Okploïde

Okploïde >> Miseria Espectacular

Contexte :

C’est à huit membres que reviennent en 2004 les palois d’Okploïde. Le nouvel album, leur second, intitulé Miseria Espectacular et composé de 17 titres, nous présente donc la bande avec sa section cuivre complète depuis l’arrivée de Yoann, Franck et Ramutxo.

Une nouvelle fois autoproduit avec les moyens du bord, l’album a été à enregistré pendant l’été 2004 à Pampelune, dans le pays basque espagnol. Ouais ok y’a plus désagréable pour l’inspiration ! Pour fêter la sortie de cette galette le groupe part en tournée pour la troisième fois outre-Atlantique où il a fait pas mal de bruit !

Chronique :

Avant de parler du fond attardons-nous deux minutes sur la forme. Car à examiner l’objet on a peine à croire au résultat d’un autofinancement. Le packaging et le livret sont hyper soignés, l’artwork noir et blanc qu’il plaise ou pas (ma copine aime pas... qui a dit : « elle a mauvais goût ! » ???), illustre à merveille le titre Miseria Espectacular : l’info spectacle, la souffrance et la misère en représentation tous les soirs au JT, "même heure, même chaîne" comme dit l’autre... Un gros empaffé au sourire acéré domine le monde, cigare aux lèvres, sa fumée épaisse rappelle le 11/09, les pantins qu’il tient en laisse s’agitent en bas : du gros ricain bible dans une main, fusil dans l’autre, aux cadavres d’affamés jonchant le sol, en passant par une caricature de femme obscène, à tête d’hamburger McDo, dont le ketchup sanglant souille un corps difforme. De son ventre sort un petit somalien aussi maigre qu’elle est écoeurante...
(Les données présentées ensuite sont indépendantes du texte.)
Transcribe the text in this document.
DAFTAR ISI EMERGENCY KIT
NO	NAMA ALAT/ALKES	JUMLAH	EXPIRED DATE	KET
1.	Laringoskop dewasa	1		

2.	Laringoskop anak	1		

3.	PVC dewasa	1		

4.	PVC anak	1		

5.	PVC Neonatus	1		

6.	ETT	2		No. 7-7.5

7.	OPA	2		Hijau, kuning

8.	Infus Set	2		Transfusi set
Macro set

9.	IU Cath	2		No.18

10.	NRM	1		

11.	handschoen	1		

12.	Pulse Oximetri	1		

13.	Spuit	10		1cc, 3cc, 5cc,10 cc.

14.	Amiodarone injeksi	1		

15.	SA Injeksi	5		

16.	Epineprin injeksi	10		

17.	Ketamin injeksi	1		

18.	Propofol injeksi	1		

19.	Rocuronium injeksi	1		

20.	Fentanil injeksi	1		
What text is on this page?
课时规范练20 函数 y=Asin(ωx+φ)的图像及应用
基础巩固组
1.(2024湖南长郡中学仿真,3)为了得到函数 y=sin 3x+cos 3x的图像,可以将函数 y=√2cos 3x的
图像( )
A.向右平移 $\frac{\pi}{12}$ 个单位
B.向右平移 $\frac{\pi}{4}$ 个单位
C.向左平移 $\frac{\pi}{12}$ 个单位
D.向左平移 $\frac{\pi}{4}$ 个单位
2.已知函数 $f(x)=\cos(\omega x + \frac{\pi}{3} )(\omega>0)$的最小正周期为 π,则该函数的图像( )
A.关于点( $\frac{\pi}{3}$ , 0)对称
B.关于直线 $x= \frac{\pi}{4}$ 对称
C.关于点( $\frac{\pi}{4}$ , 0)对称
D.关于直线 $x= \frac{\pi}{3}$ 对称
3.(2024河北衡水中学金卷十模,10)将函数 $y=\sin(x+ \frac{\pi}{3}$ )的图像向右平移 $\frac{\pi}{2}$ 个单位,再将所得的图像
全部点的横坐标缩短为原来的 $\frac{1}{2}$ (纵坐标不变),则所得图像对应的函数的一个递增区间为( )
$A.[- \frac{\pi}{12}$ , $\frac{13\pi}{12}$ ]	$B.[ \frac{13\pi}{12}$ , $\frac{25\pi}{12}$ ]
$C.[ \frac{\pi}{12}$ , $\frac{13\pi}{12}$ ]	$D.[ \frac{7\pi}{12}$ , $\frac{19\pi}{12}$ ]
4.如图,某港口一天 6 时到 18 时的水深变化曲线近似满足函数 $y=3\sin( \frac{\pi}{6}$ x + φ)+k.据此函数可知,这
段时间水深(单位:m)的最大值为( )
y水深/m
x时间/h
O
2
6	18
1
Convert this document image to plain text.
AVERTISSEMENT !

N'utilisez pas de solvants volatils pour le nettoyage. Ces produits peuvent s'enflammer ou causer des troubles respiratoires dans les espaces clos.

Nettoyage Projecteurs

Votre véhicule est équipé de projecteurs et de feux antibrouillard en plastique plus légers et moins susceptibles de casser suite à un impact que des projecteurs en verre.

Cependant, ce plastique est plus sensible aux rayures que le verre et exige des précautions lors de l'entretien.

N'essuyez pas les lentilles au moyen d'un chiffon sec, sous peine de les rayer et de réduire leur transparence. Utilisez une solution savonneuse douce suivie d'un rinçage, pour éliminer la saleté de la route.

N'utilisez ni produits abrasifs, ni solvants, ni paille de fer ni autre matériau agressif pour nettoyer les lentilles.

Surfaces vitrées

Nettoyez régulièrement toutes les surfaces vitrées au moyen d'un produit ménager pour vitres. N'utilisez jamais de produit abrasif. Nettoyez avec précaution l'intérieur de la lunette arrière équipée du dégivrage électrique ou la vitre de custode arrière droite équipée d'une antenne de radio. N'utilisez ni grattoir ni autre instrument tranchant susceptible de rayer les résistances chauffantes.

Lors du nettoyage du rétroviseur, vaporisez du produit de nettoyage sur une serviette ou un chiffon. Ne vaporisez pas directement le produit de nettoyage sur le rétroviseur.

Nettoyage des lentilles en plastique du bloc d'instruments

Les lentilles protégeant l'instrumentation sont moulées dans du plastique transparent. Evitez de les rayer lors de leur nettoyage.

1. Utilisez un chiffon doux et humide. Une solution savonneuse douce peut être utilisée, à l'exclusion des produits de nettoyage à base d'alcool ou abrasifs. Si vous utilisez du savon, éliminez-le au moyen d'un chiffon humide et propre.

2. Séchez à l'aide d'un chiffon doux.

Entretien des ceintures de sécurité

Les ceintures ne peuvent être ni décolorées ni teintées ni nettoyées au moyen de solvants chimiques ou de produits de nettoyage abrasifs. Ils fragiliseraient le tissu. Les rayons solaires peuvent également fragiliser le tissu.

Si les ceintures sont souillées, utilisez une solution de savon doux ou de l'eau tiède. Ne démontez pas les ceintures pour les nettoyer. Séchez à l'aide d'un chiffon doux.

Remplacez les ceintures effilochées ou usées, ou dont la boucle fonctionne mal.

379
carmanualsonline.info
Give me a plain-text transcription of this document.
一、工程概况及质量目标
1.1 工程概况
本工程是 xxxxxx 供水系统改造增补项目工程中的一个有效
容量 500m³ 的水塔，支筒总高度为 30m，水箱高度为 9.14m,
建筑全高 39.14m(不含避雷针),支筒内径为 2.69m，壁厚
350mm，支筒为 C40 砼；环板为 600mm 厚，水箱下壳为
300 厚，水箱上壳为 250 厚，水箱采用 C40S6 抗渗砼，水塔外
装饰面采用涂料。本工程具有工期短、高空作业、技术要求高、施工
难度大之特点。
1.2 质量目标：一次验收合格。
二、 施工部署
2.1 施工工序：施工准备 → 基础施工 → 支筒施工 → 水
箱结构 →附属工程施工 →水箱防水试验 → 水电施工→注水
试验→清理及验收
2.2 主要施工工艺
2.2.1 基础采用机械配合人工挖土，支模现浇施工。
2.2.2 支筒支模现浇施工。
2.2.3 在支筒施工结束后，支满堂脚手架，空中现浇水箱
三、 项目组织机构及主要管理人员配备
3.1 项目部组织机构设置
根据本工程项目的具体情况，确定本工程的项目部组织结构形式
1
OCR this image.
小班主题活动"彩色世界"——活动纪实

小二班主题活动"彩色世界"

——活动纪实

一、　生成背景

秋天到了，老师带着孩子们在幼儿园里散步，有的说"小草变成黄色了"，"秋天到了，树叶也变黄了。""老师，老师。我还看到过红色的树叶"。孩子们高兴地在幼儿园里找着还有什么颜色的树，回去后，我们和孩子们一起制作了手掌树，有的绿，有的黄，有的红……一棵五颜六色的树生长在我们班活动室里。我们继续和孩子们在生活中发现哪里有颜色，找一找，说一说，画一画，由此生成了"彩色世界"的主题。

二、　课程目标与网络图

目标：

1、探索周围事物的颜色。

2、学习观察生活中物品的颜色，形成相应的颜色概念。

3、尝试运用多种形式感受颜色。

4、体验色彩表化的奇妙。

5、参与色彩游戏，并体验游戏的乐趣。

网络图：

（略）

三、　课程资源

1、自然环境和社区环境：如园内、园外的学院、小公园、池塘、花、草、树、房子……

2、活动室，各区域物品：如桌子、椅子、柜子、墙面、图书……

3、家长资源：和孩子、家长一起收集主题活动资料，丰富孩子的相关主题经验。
Tout ce que le monde comporte de malsain, d’urgent et de suffocant grouille dans cette esquisse, sorte de résumé pas très reluisant de l’humanité... Rien que pour l’oeuvre de Dod du studio de graphisme zookeeper.fr, ça vaut la peine d’acheter le cd plutôt que de le télécharger. Un effort de qualité que de nombreux groupes devraient suivre... Mais parlons un peu du contenu... Que ce soit clair : vous n’appréciez que le chant en anglais ? Au collège vous avez choisi l’allemand à cause d’un amour sans bornes pour les saucisses de Stuttgart et le port des chaussettes rayées dans les tongs l’été sur les plages du Pas-De-Calais ? Alors évitez cet album car le chant y est totalement en espagnol (plus un couplet en basque sur l’excellente "Guerra" et quelques phrases en anglais sur "Facil Girl"). Quant aux allergiques aux cuivres tentez donc tout de même l’expérience... En effet il faut bien préciser que si Okploïde présente une formation à 8 musiciens dont 3 cuivres, le groupe n’en est pas pour autant un de ces innombrables représentants du mouvement ska festif du sud-ouest. Mis à part sur la très fédératrice "Guerra", le gimmicks ska et les contre-temps de guitare sont quasi absents, le groupe serait plutôt à situer dans la mouvance punk rock puissant sur lequel viennent se greffer des phrases cuivrées qui enrichissent énormément l’aspect mélodique de leur style... "A la Mister Mc Fart ou Freygolo ?" Non, pas vraiment... D’abord Okploïde a son propre style et ensuite l’aspect réfléchi et plutôt engagé du combo les rapproche plus de Skunk avec un brin de Ska-P période Que Corra La Voz ! La bande se revendique d’ailleurs comme étant un mix de la Mano Negra et de Bad Religion ! ("Pitufos" par exemple).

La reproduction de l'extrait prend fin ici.